CARDIA cohort data on young women aged 18–30 years upon enrolment showed that increasing quintiles of free testosterone were associated with prevalent NAFLD at 25 years of follow-up. Of note, this association persisted among women without androgen excess. This study utilized a computed tomography (CT) quantification of hepatic steatosis.[166]

Post-menopausal Women. In a study on a small group of post-menopausal women with biopsy-proven NAFLD, the NAFLD group had higher values of calculated Free Testosterone (cFT), bioavailable testosterone and Free Androgen Index (FAI), despite exhibiting similar to control levels of serum total testosterone. Serum sex hormone-binding globulin levels, bioavailable testosterone and FAI, but not cFT, were associated with NAFLD independently of age, body mass index and waist circumference.[167]

On the basis of a cross-sectional analysis using data from the Multi-ethnic Study of Atherosclerosis, post-menopausal women with high levels of bioavailable testosterone are at greater risk for fatty liver.[168]

Androgen-blocking Drugs. A competitive inhibitor of testosterone receptors, Spironolactone has shown good safety profile and tolerability in the treatment of hyperandrogenism symptoms. A recent trial in patients with histologically proved NAFLD found spironolactone plus vitamin E to improve markers of hepatic steatosis and insulin resistance as compared to vitamin E alone.[169]

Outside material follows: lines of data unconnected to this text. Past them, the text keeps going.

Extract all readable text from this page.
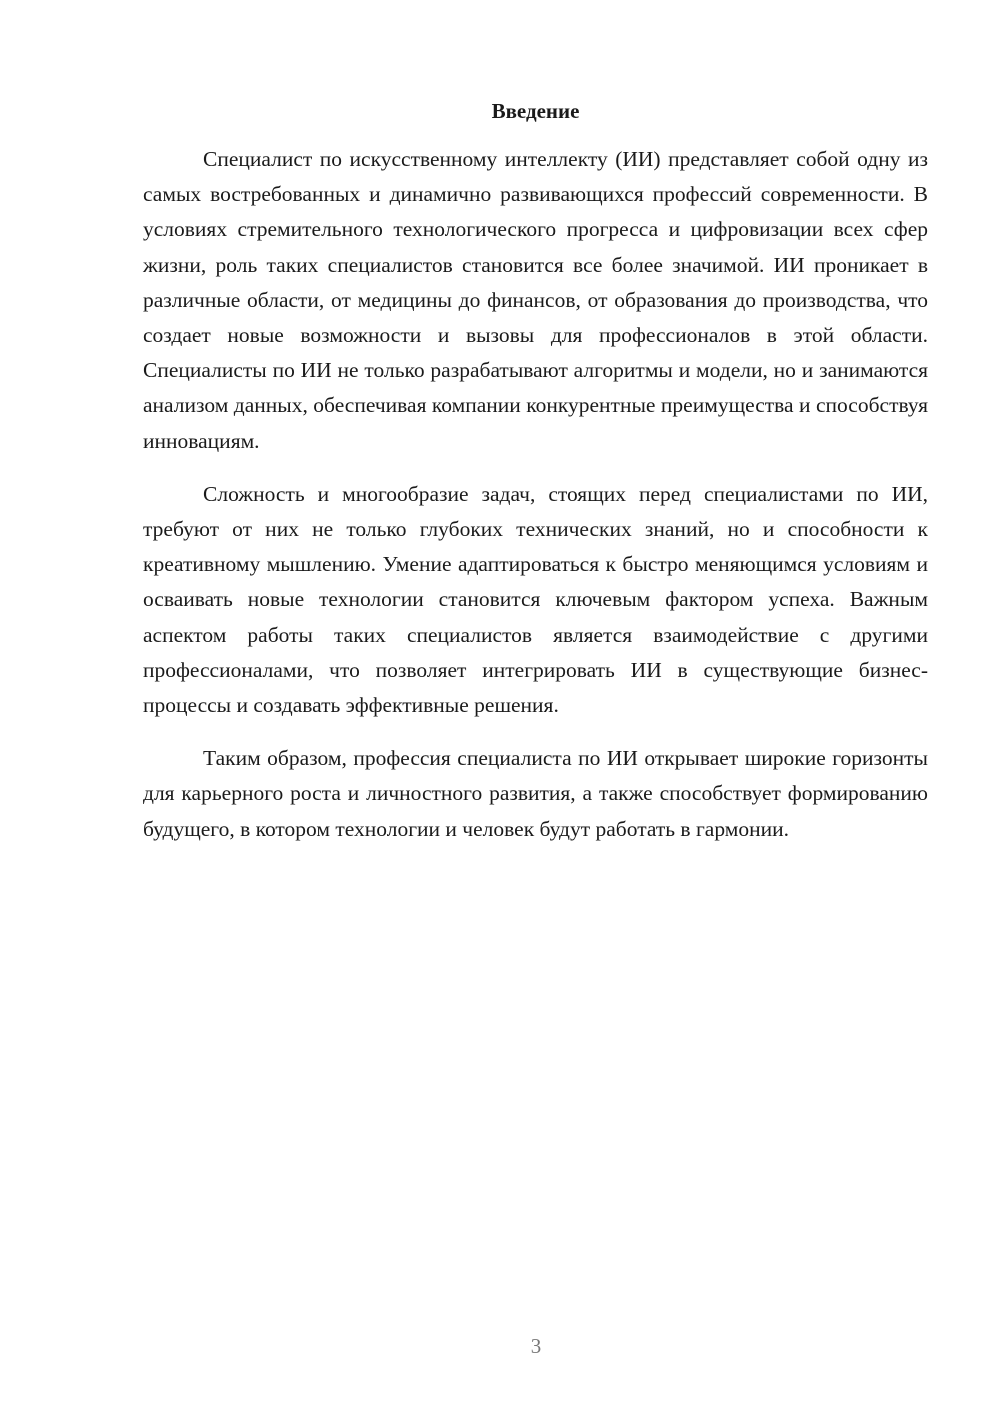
Введение

Специалист по искусственному интеллекту (ИИ) представляет собой одну из самых востребованных и динамично развивающихся профессий современности. В условиях стремительного технологического прогресса и цифровизации всех сфер жизни, роль таких специалистов становится все более значимой. ИИ проникает в различные области, от медицины до финансов, от образования до производства, что создает новые возможности и вызовы для профессионалов в этой области. Специалисты по ИИ не только разрабатывают алгоритмы и модели, но и занимаются анализом данных, обеспечивая компании конкурентные преимущества и способствуя инновациям.

Сложность и многообразие задач, стоящих перед специалистами по ИИ, требуют от них не только глубоких технических знаний, но и способности к креативному мышлению. Умение адаптироваться к быстро меняющимся условиям и осваивать новые технологии становится ключевым фактором успеха. Важным аспектом работы таких специалистов является взаимодействие с другими профессионалами, что позволяет интегрировать ИИ в существующие бизнес-процессы и создавать эффективные решения.

Таким образом, профессия специалиста по ИИ открывает широкие горизонты для карьерного роста и личностного развития, а также способствует формированию будущего, в котором технологии и человек будут работать в гармонии.

3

Spironolactone is being evaluated in a pilot study (NCT03576755) in women of childbearing age (18–45 years) with NASH, to better understand the role of androgens in NASH.

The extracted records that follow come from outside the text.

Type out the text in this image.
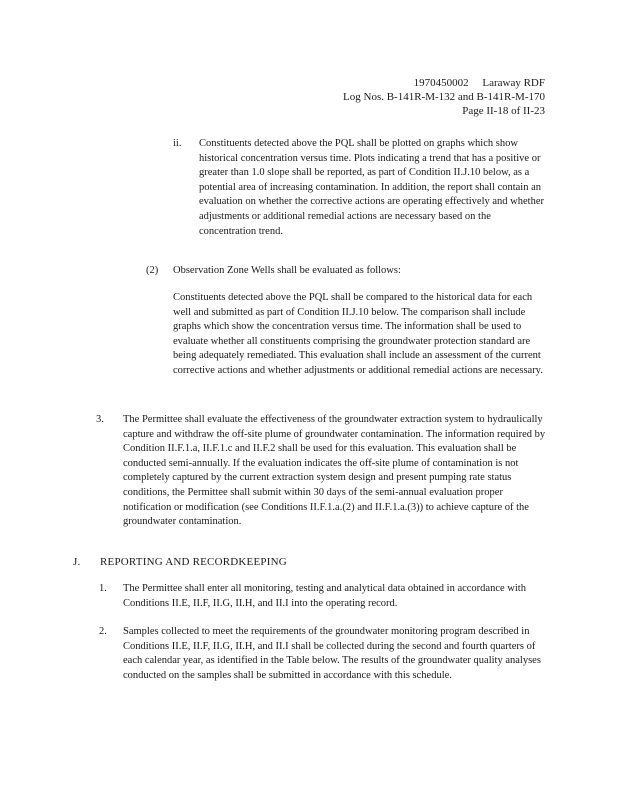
1970450002     Laraway RDF
Log Nos. B-141R-M-132 and B-141R-M-170
Page II-18 of II-23
ii. Constituents detected above the PQL shall be plotted on graphs which show historical concentration versus time. Plots indicating a trend that has a positive or greater than 1.0 slope shall be reported, as part of Condition II.J.10 below, as a potential area of increasing contamination. In addition, the report shall contain an evaluation on whether the corrective actions are operating effectively and whether adjustments or additional remedial actions are necessary based on the concentration trend.
(2) Observation Zone Wells shall be evaluated as follows:
Constituents detected above the PQL shall be compared to the historical data for each well and submitted as part of Condition II.J.10 below. The comparison shall include graphs which show the concentration versus time. The information shall be used to evaluate whether all constituents comprising the groundwater protection standard are being adequately remediated. This evaluation shall include an assessment of the current corrective actions and whether adjustments or additional remedial actions are necessary.
3. The Permittee shall evaluate the effectiveness of the groundwater extraction system to hydraulically capture and withdraw the off-site plume of groundwater contamination. The information required by Condition II.F.1.a, II.F.1.c and II.F.2 shall be used for this evaluation. This evaluation shall be conducted semi-annually. If the evaluation indicates the off-site plume of contamination is not completely captured by the current extraction system design and present pumping rate status conditions, the Permittee shall submit within 30 days of the semi-annual evaluation proper notification or modification (see Conditions II.F.1.a.(2) and II.F.1.a.(3)) to achieve capture of the groundwater contamination.
J. REPORTING AND RECORDKEEPING
1. The Permittee shall enter all monitoring, testing and analytical data obtained in accordance with Conditions II.E, II.F, II.G, II.H, and II.I into the operating record.
2. Samples collected to meet the requirements of the groundwater monitoring program described in Conditions II.E, II.F, II.G, II.H, and II.I shall be collected during the second and fourth quarters of each calendar year, as identified in the Table below. The results of the groundwater quality analyses conducted on the samples shall be submitted in accordance with this schedule.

Testosterone in Men. In men, lower testosterone levels are associated with imaging-confirmed NAFLD.[170] In a recent biopsy-proven NASH/NAFLD study,[171] men with low testosterone were more likely to have NASH with advanced fibrosis versus NAFLD.

A currently recruiting phase 2 study in adult men with biopsy confirmed that NASH (NCT04134091) is aimed at evaluating efficacy and tolerability of LPCN 1144, an oral prodrug of bioidentical testosterone.